Canada is well on its way to creating an assisted dying regime that is as permissive as that in countries like the Netherlands and Belgium. The national media, courts on various levels, expert panels as well as parliamentarians, surveyed the available evidence from these and other jurisdictions and concluded that such a permissive regime can be safely administered. Those campaigning against assisted dying did themselves no favour when they fairly consistently exaggerated the threats of assisted dying regimes to the so-called ‘vulnerable’. They barely managed to hide that what was driving their opposition were religious convictions that were not shared by the overwhelming number of their fellow citizens. Their campaign failed spectacularly because in this day and age their claims of fact could easily and quickly be investigated and debunked.
The other lesson, from Canada at least, is that what was required to drive the change that is now coming was court action. The same parliament that is now proposing what is a highly desirable assisted dying regime did not respond in the past to the pressure of public opinion, persuasive arguments provided by Canadian researchers such as Jocelyn Downie15 and groups such as Dying with Dignity. What drove the change were desperately suffering Canadians who took their government to court because its laws were violating their constitutional rights.
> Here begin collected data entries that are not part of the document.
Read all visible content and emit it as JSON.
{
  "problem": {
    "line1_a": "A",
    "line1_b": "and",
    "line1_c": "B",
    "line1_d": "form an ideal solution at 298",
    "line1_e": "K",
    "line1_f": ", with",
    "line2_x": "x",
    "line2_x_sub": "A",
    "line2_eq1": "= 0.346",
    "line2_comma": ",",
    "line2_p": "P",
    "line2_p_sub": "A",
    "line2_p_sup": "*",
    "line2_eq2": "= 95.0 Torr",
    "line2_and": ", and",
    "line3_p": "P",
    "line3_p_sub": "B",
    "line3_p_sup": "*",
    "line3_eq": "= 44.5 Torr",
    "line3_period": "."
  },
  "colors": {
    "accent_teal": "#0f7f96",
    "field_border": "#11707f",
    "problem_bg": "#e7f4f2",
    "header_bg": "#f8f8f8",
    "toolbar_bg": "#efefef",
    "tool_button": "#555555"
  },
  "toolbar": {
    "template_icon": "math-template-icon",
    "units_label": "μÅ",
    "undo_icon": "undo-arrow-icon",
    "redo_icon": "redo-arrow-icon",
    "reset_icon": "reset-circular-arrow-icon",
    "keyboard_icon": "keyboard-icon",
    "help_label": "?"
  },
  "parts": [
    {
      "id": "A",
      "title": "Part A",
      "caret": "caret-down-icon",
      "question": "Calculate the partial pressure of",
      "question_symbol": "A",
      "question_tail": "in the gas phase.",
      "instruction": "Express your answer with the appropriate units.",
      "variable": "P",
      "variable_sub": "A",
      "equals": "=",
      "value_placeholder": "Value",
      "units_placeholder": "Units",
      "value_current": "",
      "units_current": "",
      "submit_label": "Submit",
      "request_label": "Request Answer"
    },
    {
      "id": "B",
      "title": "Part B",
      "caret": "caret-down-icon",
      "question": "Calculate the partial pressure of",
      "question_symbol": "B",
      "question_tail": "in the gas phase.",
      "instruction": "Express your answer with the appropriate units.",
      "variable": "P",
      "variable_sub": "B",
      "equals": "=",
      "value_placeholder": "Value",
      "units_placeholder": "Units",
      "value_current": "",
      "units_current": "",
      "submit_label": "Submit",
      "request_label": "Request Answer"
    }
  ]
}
The Supreme Court listened to their arguments, evaluated the available evidence from permissive jurisdictions and took undoubtedly into account the overwhelming public support for the changes that are now coming. It forced the parliamentarians’ hand with its February 2015 decision.
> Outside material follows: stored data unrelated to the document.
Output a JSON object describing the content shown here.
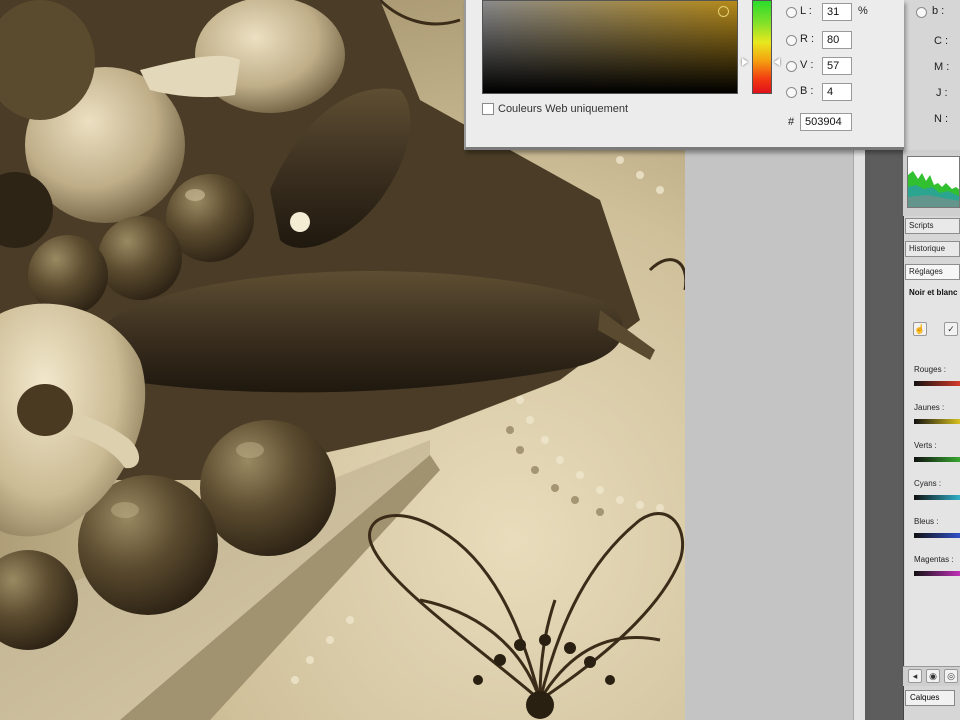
{
  "color_picker": {
    "fields_left": [
      {
        "label": "L :",
        "value": "31",
        "unit": "%"
      },
      {
        "label": "R :",
        "value": "80",
        "unit": ""
      },
      {
        "label": "V :",
        "value": "57",
        "unit": ""
      },
      {
        "label": "B :",
        "value": "4",
        "unit": ""
      }
    ],
    "hex_label": "#",
    "hex_value": "503904",
    "fields_right": [
      "b :",
      "C :",
      "M :",
      "J :",
      "N :"
    ],
    "web_colors_label": "Couleurs Web uniquement",
    "web_colors_checked": false,
    "current_color": "#503904"
  },
  "panels": {
    "tabs": [
      "Scripts",
      "Historique",
      "Réglages"
    ],
    "adjustment_title": "Noir et blanc",
    "sliders": [
      {
        "label": "Rouges :",
        "color": "#d43a2a"
      },
      {
        "label": "Jaunes :",
        "color": "#d8c020"
      },
      {
        "label": "Verts :",
        "color": "#38a830"
      },
      {
        "label": "Cyans :",
        "color": "#30b0c8"
      },
      {
        "label": "Bleus :",
        "color": "#3050c8"
      },
      {
        "label": "Magentas :",
        "color": "#c030b8"
      }
    ],
    "layers_tab": "Calques"
  }
}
Doctors’ lobby groups, such as the Canadian Medical Association, and religious doctors’ groups clearly overplayed their hand when they decided to take a hardline stance on the question of conscientious objection. They lobbied governments to be given the right to refuse to provide either assistance or transfer patients on to a professional who would provide the service. It became clear that, despite protestations to the contrary, patient interests and medical professionalism were the least of these groups’ concerns. The Canadian Medical Association turned out to be no different to a trade union lobbying for their members’ parochial self-interest.16 Its representatives argued that patients would be able to find doctors willing to oblige them, given that surveys indicated that about 30% of Canadian doctors—in an unscientific online survey conducted by the association—were willing to provide such a service. This argument is oblivious to Canada's geographical spread, and on that ground alone it is impossible to guarantee access based on that survey's result. It is a well-known fact that women wanting to access abortion in Prince Edward Island are unable to access this service in the province due to conscientious objectors there. Travel requirements are a well-established, efficient barrier to access.17 If the Canadian Medical Association had its way, doctors could erect the same barriers in front of desperately suffering vulnerable patients seeking assistance in dying. The parliamentary special joint committee as well as the provincial-territorial expert panel recommended that in addition to doctors, nurse practitioners and nurses working under the supervision of a doctor may also render assistance in dying.18 The federal committee, also in response to this concern, recommended that medical aid in dying should be provided in all publicly funded hospitals.19
The federal government must now produce legislation and introduce it for debate in the country's parliament. The same holds true for the country's provinces and territories. It will be interesting to see how these respective governments deal with the advice they received from the people they appointed to advise them.
Competing interests None declared.
Provenance and peer review Commissioned; internally peer reviewed.